= TCC (Uruguay) =

Uruguayan cable television company

Televisión Cable Color (TCC) is a Uruguayan cable television company owned by the Fontaina - De Feo Group, consequently associated to its over-the-air network Canal 10 and part of Equital, a company operated in equal parts by Montevideo's three commercial stations. It was founded in 1995.

==History==
In 1995, the Luis Alberto Lacalle government issued tenders for cable TV companies, Sociedad Anónima de Emisión de Televisión y Anexos presented itself with Televisión Cable Color, while Grupo Monte Carlo presented Montecable and Sociedad Televisora Larrañaga Nuevo Siglo, obtaining the license to operate across Montevideo and the metropolitan area, by means of resolution N°117/1994 of the Executive Branch. The company was formed in March 1995.

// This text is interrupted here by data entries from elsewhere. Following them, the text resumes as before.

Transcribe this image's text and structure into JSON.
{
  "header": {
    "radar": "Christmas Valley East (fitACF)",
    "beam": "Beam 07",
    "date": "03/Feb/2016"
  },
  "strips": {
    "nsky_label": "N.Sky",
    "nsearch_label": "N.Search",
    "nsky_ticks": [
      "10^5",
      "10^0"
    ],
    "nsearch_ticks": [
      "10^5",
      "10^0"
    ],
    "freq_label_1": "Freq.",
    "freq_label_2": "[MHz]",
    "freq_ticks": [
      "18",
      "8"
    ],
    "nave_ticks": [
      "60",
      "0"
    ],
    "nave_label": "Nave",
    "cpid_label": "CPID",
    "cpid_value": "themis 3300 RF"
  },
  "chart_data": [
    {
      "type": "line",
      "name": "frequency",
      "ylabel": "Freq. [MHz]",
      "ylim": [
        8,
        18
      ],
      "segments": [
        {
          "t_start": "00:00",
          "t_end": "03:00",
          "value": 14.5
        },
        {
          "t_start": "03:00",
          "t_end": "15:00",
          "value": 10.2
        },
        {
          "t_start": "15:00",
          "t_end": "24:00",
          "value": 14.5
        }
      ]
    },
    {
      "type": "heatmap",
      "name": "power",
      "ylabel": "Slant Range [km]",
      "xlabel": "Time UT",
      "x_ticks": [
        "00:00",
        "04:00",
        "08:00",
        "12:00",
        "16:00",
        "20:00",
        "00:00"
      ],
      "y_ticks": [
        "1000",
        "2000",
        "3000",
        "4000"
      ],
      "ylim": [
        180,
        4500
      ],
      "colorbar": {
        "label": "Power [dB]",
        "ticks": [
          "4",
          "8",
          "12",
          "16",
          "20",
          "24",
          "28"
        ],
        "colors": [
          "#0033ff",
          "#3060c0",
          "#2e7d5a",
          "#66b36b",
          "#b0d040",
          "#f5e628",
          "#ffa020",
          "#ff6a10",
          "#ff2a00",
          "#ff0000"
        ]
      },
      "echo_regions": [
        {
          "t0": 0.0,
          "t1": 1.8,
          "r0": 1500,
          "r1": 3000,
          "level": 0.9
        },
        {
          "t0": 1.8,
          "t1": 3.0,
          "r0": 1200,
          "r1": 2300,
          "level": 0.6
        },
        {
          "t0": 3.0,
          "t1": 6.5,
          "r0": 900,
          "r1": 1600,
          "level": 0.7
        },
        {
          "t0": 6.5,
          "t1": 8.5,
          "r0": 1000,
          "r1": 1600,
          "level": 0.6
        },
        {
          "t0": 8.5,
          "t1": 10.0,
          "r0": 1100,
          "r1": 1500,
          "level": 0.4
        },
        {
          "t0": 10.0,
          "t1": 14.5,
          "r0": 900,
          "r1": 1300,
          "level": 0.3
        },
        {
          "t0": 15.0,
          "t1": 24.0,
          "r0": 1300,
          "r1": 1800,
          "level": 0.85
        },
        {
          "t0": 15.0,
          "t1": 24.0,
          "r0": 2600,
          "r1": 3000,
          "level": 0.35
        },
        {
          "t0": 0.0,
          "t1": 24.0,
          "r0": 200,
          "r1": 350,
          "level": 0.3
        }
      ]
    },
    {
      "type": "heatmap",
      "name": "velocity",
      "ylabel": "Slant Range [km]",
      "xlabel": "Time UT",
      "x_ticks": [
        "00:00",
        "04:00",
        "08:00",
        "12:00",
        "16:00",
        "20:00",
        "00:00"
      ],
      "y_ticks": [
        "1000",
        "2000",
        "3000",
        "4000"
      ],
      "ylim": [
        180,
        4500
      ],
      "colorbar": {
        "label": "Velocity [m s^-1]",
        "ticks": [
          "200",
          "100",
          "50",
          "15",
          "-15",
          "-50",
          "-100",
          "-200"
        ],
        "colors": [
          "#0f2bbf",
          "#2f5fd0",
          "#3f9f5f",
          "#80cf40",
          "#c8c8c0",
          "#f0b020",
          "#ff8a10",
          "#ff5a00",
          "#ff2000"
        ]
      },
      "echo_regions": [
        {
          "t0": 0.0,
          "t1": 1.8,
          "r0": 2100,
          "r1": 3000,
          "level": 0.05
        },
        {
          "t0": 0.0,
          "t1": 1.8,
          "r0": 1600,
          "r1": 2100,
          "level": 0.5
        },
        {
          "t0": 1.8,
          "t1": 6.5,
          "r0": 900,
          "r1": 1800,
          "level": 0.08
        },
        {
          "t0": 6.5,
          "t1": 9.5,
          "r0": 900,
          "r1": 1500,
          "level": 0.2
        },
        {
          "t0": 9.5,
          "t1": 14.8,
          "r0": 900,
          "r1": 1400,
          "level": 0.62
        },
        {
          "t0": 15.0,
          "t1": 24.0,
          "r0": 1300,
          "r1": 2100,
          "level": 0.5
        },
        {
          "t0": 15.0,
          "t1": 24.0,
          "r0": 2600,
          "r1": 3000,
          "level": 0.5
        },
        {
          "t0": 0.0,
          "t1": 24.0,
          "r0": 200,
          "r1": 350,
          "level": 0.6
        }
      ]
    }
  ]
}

TCC started its regular commercial operations on November 26, 1995. On December 13 of that year, its first subscriber got connected. At the time, the cable company had 37 channels, later increasing to 44, five of which scrambled, later increasing to 15 by the time Tenfield started broadcasting its premium football service. The coverage area was initially limited to the Tres Cruces neighborhood and the south and north areas of Cordón. In 1999, it expanded to the east zone of Montevideo, Pocitos, Punta Carretas, Carrasco, Prado, Flor de Maroñas, Ituzaingó and Jardines del Hipódromo.

In December 2014, TCC shut down its analog signal after nineteen years; later, in May 2015, it aimed to start an OTT service as well as the AhoraTV schedule app.

In December 2018, TCC launched Teatrix, a platform to watch plays from Argentina, Brazil and Broadway in high definition.

When Equital (company formed by TCC, Nuevo Siglo, Montecable and Multiseñal) removed the Artear channels from its line-ups following a conflict with the company, TCC replaced TN with A24 and Canal (á) with Encuentro.

In December 2021, Juan Casaravilla was appointed its director-general.

== Subsidiaries ==
=== ZetaTV ===
TCC is a majority shareholder in the Uruguayan company ZetaTV, dedicated to the development and insertion of technologies (decoders, apps for TV and smart systems as well as software) for cable television companies in the Southern Cone (Uruguay, Argentina and Chile) where it provides assistance from its central offices in Montevideo.